Which may leave some diners, well, a little hungrier than others. While all of Organixx's sandwiches cost $9, some are a little less generously proportioned. Eyeing the egg salad? You'll get an eight-ounce scoop. But order the rock shrimp salad and your filling weighs only five. (The reason? Moll's firm suggests that each dish cost between 22 to 30 percent of what it ends up selling for—and eggs are cheaper than shrimp.) Erwin Chang, the owner of Organixx, acknowledges "it's a very delicate decision" to change the portions, but it's not hard to see his point of view as he describes the challenges of running a restaurant in this economic climate — especially when all those organic ingredients and other green touches come at a premium.

And hey, at least he's not holding back on the water.
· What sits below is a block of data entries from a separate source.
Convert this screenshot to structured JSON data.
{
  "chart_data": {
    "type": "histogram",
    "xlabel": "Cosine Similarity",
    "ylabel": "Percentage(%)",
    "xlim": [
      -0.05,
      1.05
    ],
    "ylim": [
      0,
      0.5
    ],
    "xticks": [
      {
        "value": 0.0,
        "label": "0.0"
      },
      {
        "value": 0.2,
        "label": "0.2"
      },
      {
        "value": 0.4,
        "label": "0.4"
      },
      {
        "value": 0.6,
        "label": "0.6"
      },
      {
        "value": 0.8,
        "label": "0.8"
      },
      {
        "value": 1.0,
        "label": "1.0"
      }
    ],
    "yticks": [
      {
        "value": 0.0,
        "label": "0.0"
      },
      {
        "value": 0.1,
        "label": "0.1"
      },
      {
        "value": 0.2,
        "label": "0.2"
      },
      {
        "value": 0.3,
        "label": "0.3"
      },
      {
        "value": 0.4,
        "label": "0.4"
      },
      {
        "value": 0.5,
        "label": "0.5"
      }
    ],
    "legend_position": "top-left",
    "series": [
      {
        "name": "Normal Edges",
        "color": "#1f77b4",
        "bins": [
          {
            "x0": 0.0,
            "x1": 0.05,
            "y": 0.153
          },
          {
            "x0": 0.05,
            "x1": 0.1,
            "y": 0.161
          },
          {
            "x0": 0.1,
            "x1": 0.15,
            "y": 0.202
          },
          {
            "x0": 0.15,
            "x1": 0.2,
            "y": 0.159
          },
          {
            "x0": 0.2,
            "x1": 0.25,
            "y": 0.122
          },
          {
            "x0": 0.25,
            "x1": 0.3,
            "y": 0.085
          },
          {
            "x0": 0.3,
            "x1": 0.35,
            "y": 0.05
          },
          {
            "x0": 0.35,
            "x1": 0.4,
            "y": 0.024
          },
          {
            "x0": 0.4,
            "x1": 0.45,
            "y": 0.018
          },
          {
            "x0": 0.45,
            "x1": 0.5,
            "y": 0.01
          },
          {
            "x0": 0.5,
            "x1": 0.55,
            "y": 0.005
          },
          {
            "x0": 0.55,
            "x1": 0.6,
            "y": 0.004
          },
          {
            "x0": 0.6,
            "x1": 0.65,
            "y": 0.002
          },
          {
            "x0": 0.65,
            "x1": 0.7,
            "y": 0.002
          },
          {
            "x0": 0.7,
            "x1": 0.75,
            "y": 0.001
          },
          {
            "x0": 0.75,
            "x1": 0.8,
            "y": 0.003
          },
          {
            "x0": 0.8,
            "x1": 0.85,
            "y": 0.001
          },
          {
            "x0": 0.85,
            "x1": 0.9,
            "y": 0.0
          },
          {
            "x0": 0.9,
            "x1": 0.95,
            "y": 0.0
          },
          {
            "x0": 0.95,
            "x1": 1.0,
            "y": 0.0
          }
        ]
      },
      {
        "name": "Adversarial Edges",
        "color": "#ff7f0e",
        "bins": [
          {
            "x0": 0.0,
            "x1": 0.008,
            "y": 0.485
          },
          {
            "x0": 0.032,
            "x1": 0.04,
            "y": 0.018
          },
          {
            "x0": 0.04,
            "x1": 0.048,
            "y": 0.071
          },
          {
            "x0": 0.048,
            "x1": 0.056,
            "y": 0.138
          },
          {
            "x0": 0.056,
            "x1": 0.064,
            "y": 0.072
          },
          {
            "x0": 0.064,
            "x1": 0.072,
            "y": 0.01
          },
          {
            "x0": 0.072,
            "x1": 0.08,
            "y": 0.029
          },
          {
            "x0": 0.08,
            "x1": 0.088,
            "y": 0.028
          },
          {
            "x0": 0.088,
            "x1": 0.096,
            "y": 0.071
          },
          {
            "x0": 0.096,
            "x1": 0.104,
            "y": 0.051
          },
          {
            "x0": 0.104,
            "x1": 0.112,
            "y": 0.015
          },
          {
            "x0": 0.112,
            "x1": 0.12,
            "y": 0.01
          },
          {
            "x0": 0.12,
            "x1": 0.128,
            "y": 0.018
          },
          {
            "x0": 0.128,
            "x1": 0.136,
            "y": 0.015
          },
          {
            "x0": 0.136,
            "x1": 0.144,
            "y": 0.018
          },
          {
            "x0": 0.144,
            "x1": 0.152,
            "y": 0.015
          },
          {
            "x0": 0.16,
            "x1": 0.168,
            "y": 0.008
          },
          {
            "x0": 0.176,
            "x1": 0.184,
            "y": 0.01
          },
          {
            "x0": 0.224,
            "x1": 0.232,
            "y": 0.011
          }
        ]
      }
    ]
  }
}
That's a strategy Moll recommended to another of his clients, Mici Handcrafted Italian, a cheerful, contemporary joint half a mile down the road from Organixx. Eager to expand to a second location, this family-owned pasta and pizza eatery hired National Restaurant Consultants to help shave operating costs. But Mici's owners were loath to change or cut back on menu items like its famed hand-rolled meatballs, so Moll had to turn to the eatery's beverage lineup to find savings.

In addition to tweaking Mici's wine list, Moll came up with a 10-point game plan for fountain drinks. Selling some 13,000 units a year, sodas still weren't delivering any profit, according to co-owner Michael Miceli — even though they typically cost the restaurant only a dime a glass. Some of the most effective moves Moll recommended include cutting out the middleman syrup supplier and offering only one size drink instead of three. Goodbye, costly cups.

But one tip comes with a spritz of controversy: Don't automatically serve patrons water, so they're more likely to order soda, beer or wine. Helen Rosner, who blogs about the restaurant industry at MenuPages.com, calls the practice "one of the craftiest I've heard of"—and says she's seeing more eateries do it. Victor Gielisse of Culinary Institute of America, on the other hand, calls it "the socially responsible thing to do given our environment today." For his part, Miceli simply says, "We ask them what they want to drink. If they want water, we give water." It certainly hasn't hurt the bottom line; implementing this and other tips from Moll's 32-page "operations analysis" has goosed revenue by 50 percent a week. In the world of kitchen cost cutting, that's more than a few pennies.

c1ue
10-09-09, 01:24 PM
They left out what I call the 'Olive Garden' strategy: 2-2 ounce chicken breasts on a pound of pasta.

FRED
01-06-10, 02:54 PM
Our Dec. 2008 forecast:

By Q4 2009, and Q1 2010 at the latest, pricing power will return to surviving retailers. We will see lower quality products and fewer discounts, followed by rising prices.

Actual:

Clothing Sales Sagged in December (http://online.wsj.com/article/SB20001424052748703436504574640611592478386.html#m od=todays_us_nonsub_section_b)
Dec. 6, 2009 (WSJ)

Clothing stores and department stores discounted less and sold fewer items last month, a combination that undercut sales but will likely translate into higher fourth-quarter profits.